I have a love-hate relationship with cycling in Joburg.
A couple of years ago, before I had a car, I bought a bike and planned to use it to get around. (Read the post about my bike purchase.) I liked the idea of riding a bike around town, but it turns out I didn’t actually like doing it. I used the bike about five times before deciding that cycling in Joburg is too hard (hills, traffic, minibus taxis, etc.).
Perhaps this is why I resisted Critical Mass for so long. Critical Mass is a worldwide phenomenon — an event on the last Friday of every month when hoards of cyclists get together and ride through big cities as a way of “reclaiming” the streets from cars and trucks. Critical Mass has been happening in Joburg for a couple of years, and a few of my friends have been trying to convince me to ride with them for months.
I finally caved last Friday.
Bikes await the start of Critical Mass in Braamfontein.
Ready to ride, in my cheap but awesome turquoise cycling helmet. (Photo: Roy Potterill)
My hip friend Gareth, wearing a onesie. I was unaware of this until recently but onesies have become a fashion statement. Not just for infants but also for grown-ups. I teased Gareth mercilessly about his onesie but I must admit he looked very cute.
I suppose it will come as no surprise to anyone that I loved Critical Mass. I’m ashamed of myself for waiting so long to do it. The crowd of riders — which was apparently smaller than normal but still a few hundred strong — was quirky and weird, in a good way. The route — which was about 16 kilometers (10 miles) and wound from Braamfontein to Fordsburg/Mayfair, through Ferreirasdorp and the CBD, to Maboneng, and back across Mandela Bridge to Braamfontein — had almost no hills. Traffic was light, and we had a team of bad-ass motorbike marshals to protect us from aggressive taxis.

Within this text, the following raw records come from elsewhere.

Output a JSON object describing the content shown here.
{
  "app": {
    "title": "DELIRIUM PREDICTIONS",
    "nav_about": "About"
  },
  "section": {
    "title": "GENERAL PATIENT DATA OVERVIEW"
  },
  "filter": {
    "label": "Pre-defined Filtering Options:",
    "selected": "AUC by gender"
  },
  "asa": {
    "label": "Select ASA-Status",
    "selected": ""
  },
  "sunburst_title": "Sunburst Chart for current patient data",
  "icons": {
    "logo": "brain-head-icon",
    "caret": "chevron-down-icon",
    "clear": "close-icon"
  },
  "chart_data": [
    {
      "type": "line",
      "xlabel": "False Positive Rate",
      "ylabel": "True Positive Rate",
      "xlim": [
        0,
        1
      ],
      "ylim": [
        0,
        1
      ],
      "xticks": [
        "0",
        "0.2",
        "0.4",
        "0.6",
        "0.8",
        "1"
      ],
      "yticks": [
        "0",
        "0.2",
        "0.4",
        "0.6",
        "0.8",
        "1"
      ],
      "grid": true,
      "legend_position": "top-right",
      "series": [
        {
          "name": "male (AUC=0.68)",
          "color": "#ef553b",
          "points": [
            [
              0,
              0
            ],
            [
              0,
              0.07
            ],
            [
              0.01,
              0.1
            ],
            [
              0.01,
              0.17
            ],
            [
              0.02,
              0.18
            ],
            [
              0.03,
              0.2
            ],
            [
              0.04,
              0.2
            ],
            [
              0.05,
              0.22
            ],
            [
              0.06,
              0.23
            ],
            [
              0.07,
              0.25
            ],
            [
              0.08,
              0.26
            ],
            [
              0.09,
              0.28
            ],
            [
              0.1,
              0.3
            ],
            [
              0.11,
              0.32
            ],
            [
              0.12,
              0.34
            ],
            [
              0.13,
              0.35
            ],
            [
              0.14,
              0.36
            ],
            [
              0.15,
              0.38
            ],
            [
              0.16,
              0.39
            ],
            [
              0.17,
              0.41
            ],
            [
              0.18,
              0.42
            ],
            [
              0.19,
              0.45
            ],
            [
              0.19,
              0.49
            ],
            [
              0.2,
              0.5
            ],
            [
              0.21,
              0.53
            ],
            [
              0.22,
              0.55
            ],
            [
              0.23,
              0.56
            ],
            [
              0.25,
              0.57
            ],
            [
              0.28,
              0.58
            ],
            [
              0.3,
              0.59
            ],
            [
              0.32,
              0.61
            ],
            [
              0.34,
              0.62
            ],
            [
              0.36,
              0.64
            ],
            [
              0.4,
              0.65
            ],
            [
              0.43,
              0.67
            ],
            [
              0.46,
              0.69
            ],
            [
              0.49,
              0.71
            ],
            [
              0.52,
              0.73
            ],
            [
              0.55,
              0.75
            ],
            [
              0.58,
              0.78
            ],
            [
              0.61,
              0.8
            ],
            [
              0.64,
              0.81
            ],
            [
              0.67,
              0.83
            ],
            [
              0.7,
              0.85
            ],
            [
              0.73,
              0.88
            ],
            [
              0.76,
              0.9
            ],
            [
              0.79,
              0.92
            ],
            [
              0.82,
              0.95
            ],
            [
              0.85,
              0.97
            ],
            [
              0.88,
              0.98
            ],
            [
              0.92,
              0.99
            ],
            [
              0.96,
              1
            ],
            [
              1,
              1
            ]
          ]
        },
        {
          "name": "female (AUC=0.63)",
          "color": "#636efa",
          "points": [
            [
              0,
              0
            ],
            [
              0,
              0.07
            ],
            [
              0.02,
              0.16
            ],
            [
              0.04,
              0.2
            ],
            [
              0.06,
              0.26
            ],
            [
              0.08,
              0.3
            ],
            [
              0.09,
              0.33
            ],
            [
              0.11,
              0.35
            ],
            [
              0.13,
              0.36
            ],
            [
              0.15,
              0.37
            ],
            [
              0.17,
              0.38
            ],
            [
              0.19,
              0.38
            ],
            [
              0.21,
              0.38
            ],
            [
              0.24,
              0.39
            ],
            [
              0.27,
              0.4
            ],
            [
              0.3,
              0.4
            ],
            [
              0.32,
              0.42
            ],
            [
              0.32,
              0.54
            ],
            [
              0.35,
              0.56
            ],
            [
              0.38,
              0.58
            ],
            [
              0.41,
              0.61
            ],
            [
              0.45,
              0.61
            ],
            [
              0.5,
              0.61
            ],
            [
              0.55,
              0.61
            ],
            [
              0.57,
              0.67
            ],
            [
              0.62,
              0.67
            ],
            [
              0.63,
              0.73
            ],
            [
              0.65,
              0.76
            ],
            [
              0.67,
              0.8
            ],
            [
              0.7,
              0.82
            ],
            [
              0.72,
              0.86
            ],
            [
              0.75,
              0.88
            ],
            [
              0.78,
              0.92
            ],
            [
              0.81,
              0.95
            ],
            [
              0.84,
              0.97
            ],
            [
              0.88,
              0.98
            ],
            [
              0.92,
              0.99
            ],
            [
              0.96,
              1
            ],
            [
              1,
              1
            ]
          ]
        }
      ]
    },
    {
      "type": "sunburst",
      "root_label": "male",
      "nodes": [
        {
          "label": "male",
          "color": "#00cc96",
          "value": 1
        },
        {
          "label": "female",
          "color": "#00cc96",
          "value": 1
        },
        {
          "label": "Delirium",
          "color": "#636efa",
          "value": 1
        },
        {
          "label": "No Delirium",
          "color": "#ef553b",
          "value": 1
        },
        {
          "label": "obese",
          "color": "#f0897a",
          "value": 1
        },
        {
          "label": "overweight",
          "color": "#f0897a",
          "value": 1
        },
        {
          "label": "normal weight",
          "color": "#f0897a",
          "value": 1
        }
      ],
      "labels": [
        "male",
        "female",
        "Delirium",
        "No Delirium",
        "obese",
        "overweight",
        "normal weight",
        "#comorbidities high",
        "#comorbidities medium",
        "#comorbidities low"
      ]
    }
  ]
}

And of course, best of all, we rode through my favorite city at night.
Critical Massers amass in front of Kitcheners, the second-oldest bar in Joburg.
I enjoyed experimenting with blurry night photography while waiting for the ride to start.
As everyone who reads this blog knows, I love downtown Joburg at night. In April 2012 I participated in Run Jozi, a 10k-race through the city at night, which was the most fun I’ve ever had while running. For the same reasons, Critical Mass was the most fun I’ve ever had while cycling.
Prison-striped cycling chain-gang.
We rode past so many of my favorite Jozi places: the Fordsburg market, the Carlton Centre, Chancellor House, the Gauteng Legislature and the Barbican Building, the Maboneng Precinct (where we stopped for drinks and snacks), and many more. Bystanders cheered and honked for us. Prostitutes whistled at us.
Unfortunately I was only able to take a couple of photos during the ride — I didn’t want to ruin the experience for myself by constantly stopping and starting. This is sad because I saw many things I wanted to photograph. I’m especially sorry that I didn’t get a shot of the guy riding with a giant naked blow-up doll on his back, or of all the cyclists pouring over Nelson Mandela Bridge at the end of the ride.
But I don’t think photos could do the experience justice, anyway. I don’t think words can, either. I can’t describe how it felt to coast down a dark Mayfair street, with hundreds of people around me but still perfectly alone, smiling at the kids who waved at us from crumbling two-story tenements. I can’t describe how it felt to stop my bike at a traffic light, look up, and see the tallest building in Africa looming in the night sky above.
One guy rode with a big stereo on a trailer behind his bike. As I pedaled behind him, singing along to “Here’s to Never Growing Up” at the top of my lungs (I love Avril Lavigne — don’t hate), I must confess that I cried a little. Participating in events like Critical Mass always reminds me of what an unbelievable life I have.